Asylbewerber aus Frankreich?

ich 27.11.2013 - 21:33
ich wusste ja, dass da nicht alles ganz sauber ist, aber politische Verfolgung im Nachbarland?

Ich zweifle...

Übrigens kann das auch sehr von Ort zu Ort variieren. In Ostdeutschland habe ich auch als Deutscher schlechte Erfahrungen mit den Mitarbeitern gemacht. In Hamburg hatte eine Afrikanerin, die kein deutsch, sondern nur englisch konnte, mal eine Mitarbeiterin erwischt, die kein Wort englisch konnte. Kein Drama, die Mitarbeiterin hat ausgerufen, ob jemand englisch spricht und übersetzen kann. Ich konnte, und die Mitarbeiterin erklärte mir ausführlich auf deutsch, welche Unterlagen sie braucht, um den Antrag zu bearbeiten und wo die zu bekommen sind. Und das fiel da nicht weiter auf, das schien Usus zu sein.

Ich vermute nebenbei auch, dass die Mitarbeiter nur auf deutsch Auskünfte erteilen, weil bei den meisten das englisch/französisch/wasauchimmer nicht gut genug ist, um rechtsverbindliche Auskünfte zu erteilen. Da geht's ja schließlich nicht um Pipikram, sondern um wesentliche Entscheidungen. Einfach einen Dolmetscher mitbringen, dann läuft das. Mit Rassismus hat das nichts zu tun.

@ich

- 28.11.2013 - 12:35
Von "Verfolgung im Nachbarland" oder "Asylbewerber aus frankreich" ist in dem Interview überhaupt nicht die Rede, vielleicht solltest du den Text noch mal lesen.

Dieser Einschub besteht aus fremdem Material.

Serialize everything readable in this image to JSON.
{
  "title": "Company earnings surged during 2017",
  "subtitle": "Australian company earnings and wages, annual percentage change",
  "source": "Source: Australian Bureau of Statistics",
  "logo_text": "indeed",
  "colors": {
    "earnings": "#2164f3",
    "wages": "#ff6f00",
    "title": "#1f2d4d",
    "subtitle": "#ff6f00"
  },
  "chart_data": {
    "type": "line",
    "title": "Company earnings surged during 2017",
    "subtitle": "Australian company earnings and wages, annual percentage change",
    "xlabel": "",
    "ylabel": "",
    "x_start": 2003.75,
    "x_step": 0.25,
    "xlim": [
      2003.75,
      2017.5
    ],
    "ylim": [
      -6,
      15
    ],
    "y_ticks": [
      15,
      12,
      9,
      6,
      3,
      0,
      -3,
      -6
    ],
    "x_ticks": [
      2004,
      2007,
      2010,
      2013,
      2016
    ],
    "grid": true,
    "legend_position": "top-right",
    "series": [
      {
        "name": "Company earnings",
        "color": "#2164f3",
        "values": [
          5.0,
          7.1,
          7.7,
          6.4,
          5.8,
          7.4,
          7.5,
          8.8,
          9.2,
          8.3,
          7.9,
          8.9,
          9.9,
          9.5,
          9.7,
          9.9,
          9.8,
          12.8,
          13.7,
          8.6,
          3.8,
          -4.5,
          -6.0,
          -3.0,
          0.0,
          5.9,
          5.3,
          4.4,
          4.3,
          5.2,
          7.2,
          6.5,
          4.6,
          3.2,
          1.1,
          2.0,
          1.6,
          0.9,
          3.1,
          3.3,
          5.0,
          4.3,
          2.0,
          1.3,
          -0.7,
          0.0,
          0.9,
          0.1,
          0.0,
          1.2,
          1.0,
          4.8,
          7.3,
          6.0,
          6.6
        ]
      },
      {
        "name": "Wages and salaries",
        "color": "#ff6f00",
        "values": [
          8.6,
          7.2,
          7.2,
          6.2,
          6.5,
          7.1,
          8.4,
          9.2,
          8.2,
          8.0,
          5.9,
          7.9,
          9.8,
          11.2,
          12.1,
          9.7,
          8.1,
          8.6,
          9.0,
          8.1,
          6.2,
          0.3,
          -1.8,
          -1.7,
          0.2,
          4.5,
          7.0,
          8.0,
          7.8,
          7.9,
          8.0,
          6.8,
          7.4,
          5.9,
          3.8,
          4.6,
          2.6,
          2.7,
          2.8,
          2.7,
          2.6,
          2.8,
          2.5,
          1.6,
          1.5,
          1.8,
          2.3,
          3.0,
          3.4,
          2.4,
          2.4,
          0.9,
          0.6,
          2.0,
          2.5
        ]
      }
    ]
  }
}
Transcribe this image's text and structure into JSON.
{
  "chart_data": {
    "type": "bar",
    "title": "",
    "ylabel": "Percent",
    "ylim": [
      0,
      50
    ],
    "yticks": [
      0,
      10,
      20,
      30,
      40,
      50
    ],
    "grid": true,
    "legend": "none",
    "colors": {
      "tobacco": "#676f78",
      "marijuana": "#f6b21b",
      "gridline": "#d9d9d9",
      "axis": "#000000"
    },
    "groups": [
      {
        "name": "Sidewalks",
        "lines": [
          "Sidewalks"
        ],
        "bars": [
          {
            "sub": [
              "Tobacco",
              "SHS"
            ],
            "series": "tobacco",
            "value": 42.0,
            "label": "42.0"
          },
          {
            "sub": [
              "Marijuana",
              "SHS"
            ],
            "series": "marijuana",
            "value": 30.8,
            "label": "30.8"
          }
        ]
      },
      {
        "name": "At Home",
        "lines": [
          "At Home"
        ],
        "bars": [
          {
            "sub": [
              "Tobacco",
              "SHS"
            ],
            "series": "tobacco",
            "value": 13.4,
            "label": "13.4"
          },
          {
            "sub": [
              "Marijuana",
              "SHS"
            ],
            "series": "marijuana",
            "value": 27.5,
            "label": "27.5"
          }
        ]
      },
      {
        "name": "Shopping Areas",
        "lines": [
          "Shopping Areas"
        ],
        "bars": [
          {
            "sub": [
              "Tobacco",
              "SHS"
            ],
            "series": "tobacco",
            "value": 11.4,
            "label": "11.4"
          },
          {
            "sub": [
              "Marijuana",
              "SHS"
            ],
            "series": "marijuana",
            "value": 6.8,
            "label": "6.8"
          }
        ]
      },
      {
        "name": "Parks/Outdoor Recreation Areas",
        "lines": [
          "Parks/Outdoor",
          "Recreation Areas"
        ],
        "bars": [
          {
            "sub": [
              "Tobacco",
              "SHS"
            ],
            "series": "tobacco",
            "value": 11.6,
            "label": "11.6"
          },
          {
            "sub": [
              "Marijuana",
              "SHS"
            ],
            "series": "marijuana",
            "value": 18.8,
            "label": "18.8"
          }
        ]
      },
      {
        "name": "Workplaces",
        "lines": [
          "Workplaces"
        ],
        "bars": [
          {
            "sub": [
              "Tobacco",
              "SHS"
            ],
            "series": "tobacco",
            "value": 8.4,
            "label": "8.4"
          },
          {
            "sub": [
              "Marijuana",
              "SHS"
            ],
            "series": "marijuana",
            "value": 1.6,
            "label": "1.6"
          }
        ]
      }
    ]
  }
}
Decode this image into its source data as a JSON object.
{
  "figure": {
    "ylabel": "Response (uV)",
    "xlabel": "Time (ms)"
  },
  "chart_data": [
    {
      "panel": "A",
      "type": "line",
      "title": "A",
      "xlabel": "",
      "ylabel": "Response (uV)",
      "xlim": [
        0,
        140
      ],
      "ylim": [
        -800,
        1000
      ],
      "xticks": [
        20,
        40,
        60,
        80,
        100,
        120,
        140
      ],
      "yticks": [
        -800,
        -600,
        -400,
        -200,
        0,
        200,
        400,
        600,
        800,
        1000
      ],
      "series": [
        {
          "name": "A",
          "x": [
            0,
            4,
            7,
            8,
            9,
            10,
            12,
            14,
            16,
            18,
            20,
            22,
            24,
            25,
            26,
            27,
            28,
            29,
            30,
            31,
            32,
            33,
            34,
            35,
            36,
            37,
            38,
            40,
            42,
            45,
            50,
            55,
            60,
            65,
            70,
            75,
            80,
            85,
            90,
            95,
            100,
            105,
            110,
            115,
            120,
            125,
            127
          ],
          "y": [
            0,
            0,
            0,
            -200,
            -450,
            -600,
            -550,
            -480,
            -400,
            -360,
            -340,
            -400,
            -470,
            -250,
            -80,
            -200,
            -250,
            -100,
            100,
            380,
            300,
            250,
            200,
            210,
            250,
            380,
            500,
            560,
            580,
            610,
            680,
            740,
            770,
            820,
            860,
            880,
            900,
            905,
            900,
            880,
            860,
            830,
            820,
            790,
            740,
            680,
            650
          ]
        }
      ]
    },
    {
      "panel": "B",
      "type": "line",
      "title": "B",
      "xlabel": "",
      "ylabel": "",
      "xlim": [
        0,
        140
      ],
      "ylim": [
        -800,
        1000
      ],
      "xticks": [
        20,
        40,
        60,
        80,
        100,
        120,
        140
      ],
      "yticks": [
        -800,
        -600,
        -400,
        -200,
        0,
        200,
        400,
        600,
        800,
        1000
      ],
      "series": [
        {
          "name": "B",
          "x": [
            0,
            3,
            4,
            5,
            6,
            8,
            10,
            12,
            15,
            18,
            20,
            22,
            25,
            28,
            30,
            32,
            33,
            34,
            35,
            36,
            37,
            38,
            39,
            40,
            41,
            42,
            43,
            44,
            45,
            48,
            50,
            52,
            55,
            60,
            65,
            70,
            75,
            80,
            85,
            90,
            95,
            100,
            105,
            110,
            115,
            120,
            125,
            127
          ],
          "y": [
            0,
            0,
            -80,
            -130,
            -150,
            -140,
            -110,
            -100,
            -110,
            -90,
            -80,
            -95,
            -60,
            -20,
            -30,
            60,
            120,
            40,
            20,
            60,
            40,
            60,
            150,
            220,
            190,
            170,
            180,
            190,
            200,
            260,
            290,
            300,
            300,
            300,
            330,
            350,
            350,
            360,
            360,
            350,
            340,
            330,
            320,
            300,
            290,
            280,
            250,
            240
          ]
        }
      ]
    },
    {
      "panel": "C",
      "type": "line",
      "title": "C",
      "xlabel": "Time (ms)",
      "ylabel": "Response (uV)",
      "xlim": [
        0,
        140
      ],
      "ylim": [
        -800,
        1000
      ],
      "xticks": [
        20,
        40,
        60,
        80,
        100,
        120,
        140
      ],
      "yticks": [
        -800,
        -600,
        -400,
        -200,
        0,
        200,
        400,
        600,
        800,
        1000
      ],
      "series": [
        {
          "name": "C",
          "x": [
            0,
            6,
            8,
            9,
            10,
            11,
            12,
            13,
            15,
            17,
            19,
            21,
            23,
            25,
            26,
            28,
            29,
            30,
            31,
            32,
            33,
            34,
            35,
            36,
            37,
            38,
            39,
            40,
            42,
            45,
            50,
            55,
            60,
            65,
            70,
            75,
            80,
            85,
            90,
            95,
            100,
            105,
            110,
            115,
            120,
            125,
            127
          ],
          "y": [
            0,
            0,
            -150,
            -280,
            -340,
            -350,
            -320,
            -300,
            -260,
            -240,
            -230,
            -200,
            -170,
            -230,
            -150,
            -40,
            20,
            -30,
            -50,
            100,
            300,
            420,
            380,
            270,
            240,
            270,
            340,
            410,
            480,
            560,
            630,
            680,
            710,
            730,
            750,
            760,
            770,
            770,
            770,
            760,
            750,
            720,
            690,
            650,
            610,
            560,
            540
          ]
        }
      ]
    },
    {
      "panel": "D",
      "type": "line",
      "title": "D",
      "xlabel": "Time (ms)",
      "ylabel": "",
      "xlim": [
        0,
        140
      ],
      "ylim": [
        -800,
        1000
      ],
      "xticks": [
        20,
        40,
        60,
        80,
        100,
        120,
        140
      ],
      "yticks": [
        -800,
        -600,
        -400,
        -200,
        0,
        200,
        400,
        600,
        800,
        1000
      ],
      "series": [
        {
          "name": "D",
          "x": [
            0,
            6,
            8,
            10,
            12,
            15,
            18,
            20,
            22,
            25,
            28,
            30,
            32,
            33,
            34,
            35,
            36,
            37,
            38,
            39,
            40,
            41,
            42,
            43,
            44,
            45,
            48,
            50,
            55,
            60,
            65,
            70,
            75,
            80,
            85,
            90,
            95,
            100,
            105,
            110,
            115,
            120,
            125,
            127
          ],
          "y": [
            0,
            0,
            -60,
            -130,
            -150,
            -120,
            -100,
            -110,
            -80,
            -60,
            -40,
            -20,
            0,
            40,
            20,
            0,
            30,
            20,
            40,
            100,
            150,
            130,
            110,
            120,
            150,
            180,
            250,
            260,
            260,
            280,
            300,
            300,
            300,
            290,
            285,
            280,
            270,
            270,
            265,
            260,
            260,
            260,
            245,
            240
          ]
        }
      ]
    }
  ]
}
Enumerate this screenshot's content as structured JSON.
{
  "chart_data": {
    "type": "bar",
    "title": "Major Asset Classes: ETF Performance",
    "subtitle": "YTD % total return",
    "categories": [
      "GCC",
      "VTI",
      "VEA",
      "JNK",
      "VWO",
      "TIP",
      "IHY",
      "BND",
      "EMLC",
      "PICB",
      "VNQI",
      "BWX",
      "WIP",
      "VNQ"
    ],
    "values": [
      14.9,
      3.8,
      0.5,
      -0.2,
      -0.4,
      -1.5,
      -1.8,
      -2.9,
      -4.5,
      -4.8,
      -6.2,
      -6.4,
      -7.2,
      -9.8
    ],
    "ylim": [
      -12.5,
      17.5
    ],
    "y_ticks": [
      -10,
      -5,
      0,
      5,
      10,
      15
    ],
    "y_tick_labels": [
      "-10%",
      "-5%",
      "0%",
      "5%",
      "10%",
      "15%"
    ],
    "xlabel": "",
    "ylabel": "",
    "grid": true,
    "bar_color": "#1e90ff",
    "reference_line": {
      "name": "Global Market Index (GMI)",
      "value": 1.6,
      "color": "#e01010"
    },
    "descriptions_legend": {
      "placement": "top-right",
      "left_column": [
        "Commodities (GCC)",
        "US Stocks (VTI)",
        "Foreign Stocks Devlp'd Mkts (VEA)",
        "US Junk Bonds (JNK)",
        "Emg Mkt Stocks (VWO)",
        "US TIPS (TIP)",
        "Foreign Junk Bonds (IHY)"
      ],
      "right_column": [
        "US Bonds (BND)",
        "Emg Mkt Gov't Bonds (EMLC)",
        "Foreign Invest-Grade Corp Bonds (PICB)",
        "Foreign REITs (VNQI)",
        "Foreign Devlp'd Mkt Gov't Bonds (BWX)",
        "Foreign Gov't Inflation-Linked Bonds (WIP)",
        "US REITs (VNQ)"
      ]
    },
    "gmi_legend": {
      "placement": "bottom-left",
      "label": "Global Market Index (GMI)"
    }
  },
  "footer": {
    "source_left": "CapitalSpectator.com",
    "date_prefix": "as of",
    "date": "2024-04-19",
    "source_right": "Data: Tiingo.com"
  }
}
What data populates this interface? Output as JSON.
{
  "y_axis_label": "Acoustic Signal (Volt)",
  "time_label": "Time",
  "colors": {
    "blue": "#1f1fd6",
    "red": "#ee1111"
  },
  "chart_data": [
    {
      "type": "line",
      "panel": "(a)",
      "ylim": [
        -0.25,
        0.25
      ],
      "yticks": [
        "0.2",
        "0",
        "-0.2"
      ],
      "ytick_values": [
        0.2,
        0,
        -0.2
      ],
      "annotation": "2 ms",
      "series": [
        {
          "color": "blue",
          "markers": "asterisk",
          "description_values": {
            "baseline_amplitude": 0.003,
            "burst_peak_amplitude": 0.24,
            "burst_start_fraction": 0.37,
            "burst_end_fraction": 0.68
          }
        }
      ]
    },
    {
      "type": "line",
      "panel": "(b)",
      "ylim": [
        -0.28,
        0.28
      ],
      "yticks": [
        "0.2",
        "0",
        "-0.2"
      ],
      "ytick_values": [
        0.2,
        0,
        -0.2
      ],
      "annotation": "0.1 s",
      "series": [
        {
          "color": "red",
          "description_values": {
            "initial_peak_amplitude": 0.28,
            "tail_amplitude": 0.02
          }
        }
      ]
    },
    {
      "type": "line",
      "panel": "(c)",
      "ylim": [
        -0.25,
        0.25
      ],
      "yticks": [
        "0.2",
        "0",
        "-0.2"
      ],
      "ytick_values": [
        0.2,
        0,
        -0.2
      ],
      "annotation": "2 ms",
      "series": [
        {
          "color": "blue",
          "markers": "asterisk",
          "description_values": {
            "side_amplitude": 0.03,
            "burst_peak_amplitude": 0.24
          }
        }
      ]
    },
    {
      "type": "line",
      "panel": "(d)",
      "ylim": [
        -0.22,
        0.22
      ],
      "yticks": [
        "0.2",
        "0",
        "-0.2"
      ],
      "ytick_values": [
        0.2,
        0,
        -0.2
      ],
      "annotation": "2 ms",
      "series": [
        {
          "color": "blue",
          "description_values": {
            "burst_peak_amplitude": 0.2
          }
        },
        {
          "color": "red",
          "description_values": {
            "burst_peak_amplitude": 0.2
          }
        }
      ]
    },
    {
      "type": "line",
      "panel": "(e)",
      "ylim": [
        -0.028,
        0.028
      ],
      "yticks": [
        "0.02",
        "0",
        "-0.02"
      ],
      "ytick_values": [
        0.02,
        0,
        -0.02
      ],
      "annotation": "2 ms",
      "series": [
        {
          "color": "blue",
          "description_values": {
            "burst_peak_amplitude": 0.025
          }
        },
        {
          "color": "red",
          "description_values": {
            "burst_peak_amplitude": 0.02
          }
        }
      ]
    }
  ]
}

Und zu deinem "mit Rassismus hat das nichts zu tun" dass auf der Ausländerbehörde nur deutsch gesprochen wird:
In der Touri-Info in Heidelberg oder dem Auswärtigen Amt sagt ja auch niemand "bring dir halt deinen Dolmetscher mit, wir sprechen hier nur deutsch". Der deutsche Staat unterhält eine Behörde, die per Definition überwiegend mit Menschen zu tun hat, die erst seit kurzer Zeit in Deutschland sind, in der aber nur deutsch gesprochen wird und es keine systematisches Übersetzungsangebot gibt. Für Formulare und Anträge, die schon für Menschen kaum zu verstehen sind, deren erste Sprache deutsch ist, gibt es keine Übersetzungen. Was soll das denn bitte sein wenn keine systematische Benachteiligung aufgrund der Herkunft? Offensichtlich hat der deutsche Staat in manchen Fällen ein großes Interesse verstanden zu werden (z.B. Tourismus und Außenpolitik) in anderen Fällen offensichtlich nicht.
Dass solche Klugscheißer wie du sagen können "Einfach einen Dolmetscher mitbringen, dann läuft das", weil sie noch nie in der Situation waren, einen zu brauchen, ist ein anschauliches Beispiel für Rassismus: Einige Menschen können sich in der Sprache, die sie von klein auf gelernt haben mit Behörden auseinandersetzen, andere nicht. Und müssen sich dann noch blöde Sprüche von Menschen anhören, die von dieser Struktur profitieren.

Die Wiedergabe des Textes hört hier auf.